There is little doubt that “sovereignty of the people” can change the framework of the constitutional mechanism as the preamble to the Constitution says “We, the people of India, adopt, enact and give to ourselves this Constitution”.

The voices for changing the Constitution or even adopting a presidential system are not new.  The NDA government even set up a national commission on February 22, 2000, to review the working of the Constitution with Justice M N Venkatachaliah at its head and it submitted its report on March  31, 2002.

Controversial review

The controversial review was to examine the experience of the past 50 years while not tampering with the Constitution’s “basic structure”. It was argued by the NDA that since the Keshavanand Bharati case in 1973 did not mention parliamentary form of government as a feature of the basic democratic structure of the Constitution, so an alternative to it could be probed by the commission.

The  commission, however, did not choose to re-write the Constitution. Of the 249 recommendations the commission made, 58 involved amendments to the Constitution, 86 legislative measures and the rest involved executive action.

The commission sought to end political instability by providing for the election of the leader of the House, along with the speaker. The person so elected may be appointed prime minister or chief minister, it recommended.

Similarly, it suggested that for a motion of no-confidence to be admitted against a government, at least 20 per cent of the total number of members of the House should give notice and it should be accompanied by the proposal of an alternative leader, to be voted on simultaneously with the no-confidence motion.

The commission’s report, largely an academic exercise, is gathering dust since 2002.

This, however, did not silence the rising demand for major structural changes in the country’s key institutions and their functioning so that they are held accountable to the people. Civil society’s agitation apart, there are several peaceful or violent (Naxal etc) movements pointing to the continuous neglect of a sizeable population by the state.

A good 63 years after independence, the country has islands of prosperity coexisting with those who are  barely able to put their body and soul together and defined in various categories as  BPL, APL etc.

The per capita income, health, hygiene, malnutrition of children, availability of drinking water, medical facilities, declining male-female ratio, an unnerving suicide rate, gender inequality and all other conceivable indicators of human development have not, in the least, justified the  high hopes with which the Constitution came into effect on January 26, 1950. The factfile says that we have fared worse than even sub-Saharan African states.
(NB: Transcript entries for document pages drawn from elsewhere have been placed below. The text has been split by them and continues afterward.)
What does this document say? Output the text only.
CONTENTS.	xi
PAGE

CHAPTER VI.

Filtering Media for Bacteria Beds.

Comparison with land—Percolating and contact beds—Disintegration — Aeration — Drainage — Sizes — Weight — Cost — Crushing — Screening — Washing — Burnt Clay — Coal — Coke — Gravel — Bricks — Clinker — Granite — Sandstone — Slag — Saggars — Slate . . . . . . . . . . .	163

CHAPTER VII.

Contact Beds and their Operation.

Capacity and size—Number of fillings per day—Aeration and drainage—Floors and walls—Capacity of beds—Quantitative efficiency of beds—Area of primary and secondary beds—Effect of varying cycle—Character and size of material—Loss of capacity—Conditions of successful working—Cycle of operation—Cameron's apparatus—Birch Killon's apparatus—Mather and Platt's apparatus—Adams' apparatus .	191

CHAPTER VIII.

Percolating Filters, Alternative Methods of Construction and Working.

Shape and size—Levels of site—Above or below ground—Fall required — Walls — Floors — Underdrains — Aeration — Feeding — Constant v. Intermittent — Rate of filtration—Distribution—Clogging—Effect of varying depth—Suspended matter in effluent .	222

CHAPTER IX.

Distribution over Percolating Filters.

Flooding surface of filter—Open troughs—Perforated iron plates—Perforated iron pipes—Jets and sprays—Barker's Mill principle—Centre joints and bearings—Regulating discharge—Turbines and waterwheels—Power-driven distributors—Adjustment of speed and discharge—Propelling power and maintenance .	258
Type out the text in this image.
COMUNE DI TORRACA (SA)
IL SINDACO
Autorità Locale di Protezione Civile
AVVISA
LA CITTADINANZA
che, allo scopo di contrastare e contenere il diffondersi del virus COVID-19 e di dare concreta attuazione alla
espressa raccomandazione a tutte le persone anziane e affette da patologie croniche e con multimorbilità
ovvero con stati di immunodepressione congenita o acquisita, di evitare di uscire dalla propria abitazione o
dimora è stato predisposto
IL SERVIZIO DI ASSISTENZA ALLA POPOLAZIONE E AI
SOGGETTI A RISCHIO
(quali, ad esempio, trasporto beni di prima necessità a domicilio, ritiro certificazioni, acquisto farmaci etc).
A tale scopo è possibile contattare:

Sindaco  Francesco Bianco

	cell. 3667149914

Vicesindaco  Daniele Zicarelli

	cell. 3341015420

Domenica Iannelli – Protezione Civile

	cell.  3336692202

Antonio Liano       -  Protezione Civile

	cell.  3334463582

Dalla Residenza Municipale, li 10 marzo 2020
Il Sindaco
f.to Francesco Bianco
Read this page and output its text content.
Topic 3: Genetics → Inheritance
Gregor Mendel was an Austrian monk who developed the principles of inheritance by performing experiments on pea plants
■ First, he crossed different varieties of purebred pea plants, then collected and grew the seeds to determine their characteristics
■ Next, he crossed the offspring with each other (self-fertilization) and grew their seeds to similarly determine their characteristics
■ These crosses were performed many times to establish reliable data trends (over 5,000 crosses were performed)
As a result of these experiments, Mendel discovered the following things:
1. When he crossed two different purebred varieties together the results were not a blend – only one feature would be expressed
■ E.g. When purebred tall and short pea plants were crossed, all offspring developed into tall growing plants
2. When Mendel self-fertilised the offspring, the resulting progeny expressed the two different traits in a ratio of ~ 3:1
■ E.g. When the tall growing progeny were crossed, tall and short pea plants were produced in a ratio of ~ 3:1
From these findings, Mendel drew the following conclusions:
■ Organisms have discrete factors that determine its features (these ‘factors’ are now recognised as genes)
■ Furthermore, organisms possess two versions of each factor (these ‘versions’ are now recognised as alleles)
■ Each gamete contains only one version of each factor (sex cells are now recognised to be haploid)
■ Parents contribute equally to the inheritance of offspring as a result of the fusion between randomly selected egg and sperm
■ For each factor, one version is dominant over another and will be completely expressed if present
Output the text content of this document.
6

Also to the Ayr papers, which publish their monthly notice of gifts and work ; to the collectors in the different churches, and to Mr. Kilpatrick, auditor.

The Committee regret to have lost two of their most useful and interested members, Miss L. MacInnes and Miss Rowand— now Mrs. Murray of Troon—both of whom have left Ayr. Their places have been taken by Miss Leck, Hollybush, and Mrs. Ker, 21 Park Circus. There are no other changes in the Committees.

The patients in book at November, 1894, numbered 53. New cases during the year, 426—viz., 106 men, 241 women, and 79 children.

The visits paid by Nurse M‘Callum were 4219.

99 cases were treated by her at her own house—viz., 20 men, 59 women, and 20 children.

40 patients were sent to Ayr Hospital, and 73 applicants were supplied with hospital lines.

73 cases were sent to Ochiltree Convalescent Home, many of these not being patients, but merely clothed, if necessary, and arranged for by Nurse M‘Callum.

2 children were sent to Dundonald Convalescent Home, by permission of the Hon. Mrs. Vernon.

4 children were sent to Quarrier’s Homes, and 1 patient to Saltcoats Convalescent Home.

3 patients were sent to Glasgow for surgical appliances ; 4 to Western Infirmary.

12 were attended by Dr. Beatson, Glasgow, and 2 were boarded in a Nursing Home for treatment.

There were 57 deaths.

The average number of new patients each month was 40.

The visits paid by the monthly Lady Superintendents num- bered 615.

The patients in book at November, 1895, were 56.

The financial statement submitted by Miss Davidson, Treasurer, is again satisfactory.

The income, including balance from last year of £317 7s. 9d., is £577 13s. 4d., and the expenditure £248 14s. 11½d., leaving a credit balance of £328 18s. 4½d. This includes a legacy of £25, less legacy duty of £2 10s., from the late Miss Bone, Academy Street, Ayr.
The irony is that the unacceptable situation is easily explained away by economic jargons, or better, by the gift of gab. The arbitrary definition of above poverty line (Rs 32 daily expenses sufficient for urban and Rs 26 for rural) by the Planning Commission is self-explanatory in defining its mindset.

The fact is that the Constitution itself has little to do with emerging the “economic superpower” having one of the largest  poor population in the world. Union Rural Development Minister Jairam Ramesh has admitted to the failure of governance in ensuring equality of development. The Planning Commission itself has, from time to time, come under attack from the UPA leaders.

It would be good to recount what the Constitution Drafting Committee Chairman B R Ambedkar said about the constitution: “If things fail, we cannot blame the Constitution, it is because our men are bad.” It is time to have a hard look at those governing us — here, there and elsewhere.